Some Future Thoughts:

  • In addition to nanotechnology assisting in health care there are other possibilities for the future. Vitual physicians (holographs), internet connected lab results: your home blood sugar results fed to the internet, your bathroom scale giving your doctor weight information, blue-tooth/WIFI connections providing heart monitoring in real time. The technology is there in many cases and rapidly developing in others-the main obstacle will be people. Now, I'm not sure you'll ever be able to get an adjustment on line. A major social-technological question for me, is what happens to the role of human contact in the health model? As technology has evolved, doctors are interacting and talking with their patients less and less in many cases and my experience.

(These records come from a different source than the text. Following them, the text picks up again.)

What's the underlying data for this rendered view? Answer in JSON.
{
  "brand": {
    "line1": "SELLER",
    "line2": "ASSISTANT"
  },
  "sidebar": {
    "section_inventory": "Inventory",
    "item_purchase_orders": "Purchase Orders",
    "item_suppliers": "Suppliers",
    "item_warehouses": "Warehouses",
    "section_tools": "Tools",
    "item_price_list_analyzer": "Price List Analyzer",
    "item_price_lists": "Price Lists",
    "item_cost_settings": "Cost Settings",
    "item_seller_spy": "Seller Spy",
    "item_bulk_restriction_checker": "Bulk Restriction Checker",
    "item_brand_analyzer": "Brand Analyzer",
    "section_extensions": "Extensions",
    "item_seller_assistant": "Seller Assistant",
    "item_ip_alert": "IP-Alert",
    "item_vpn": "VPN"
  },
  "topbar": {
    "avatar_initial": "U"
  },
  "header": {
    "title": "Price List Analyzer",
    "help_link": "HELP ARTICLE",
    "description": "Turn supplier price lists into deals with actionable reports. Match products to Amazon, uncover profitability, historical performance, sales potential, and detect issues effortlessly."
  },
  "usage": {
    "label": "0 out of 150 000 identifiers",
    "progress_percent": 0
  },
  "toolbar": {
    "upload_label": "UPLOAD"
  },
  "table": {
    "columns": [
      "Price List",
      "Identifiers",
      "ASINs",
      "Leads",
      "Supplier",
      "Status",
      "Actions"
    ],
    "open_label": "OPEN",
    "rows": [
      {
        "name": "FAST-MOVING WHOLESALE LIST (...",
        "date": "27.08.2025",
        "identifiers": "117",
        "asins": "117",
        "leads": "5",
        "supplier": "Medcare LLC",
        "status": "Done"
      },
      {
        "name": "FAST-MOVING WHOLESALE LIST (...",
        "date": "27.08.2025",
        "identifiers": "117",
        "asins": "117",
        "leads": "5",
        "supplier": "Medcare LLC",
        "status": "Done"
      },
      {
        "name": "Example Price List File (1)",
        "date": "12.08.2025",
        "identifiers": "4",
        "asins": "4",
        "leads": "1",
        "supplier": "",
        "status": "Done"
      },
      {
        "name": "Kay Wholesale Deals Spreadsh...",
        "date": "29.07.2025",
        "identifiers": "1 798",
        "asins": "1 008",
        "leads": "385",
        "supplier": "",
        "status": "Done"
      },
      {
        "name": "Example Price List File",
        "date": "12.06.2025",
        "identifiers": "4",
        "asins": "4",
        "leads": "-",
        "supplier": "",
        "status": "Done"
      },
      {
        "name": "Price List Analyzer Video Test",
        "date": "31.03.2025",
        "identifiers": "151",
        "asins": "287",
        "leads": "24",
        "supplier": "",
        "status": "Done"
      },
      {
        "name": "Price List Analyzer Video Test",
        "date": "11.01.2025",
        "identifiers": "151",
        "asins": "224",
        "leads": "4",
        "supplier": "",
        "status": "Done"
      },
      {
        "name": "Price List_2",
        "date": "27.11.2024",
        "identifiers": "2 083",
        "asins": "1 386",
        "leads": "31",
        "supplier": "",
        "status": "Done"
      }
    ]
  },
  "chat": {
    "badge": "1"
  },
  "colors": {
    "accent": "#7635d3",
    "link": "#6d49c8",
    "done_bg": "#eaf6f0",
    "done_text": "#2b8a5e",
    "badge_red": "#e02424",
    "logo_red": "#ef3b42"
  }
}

I often get asked by patients to interpret their test results for them or explain them. Over reliance on technology takes the judgment and thinking out of the interaction-seeing the patient has a lot of important information. One patient, I had for example, had an ear infection and dizziness. She told the doctor she thought she had an ear infection, but because of the dizziness the doctor refused to look in the ear-even when asked-and ordered a MRI. I told her to find another doctor-she did. She had to have drains put in her ears and I gave her some exercises to reposition the little inner ear granules and she was fine. Testing should not replace judgment and examination-another case: $40,000 in testing for dizziness and no results. Patient had to stop driving truck. My treatment $90- treated for that same benign vertigo with exercises due to prior ear issues and some upper neck manipulation-3 treatments and he went back to driving truck. And we wonder why medical care is high.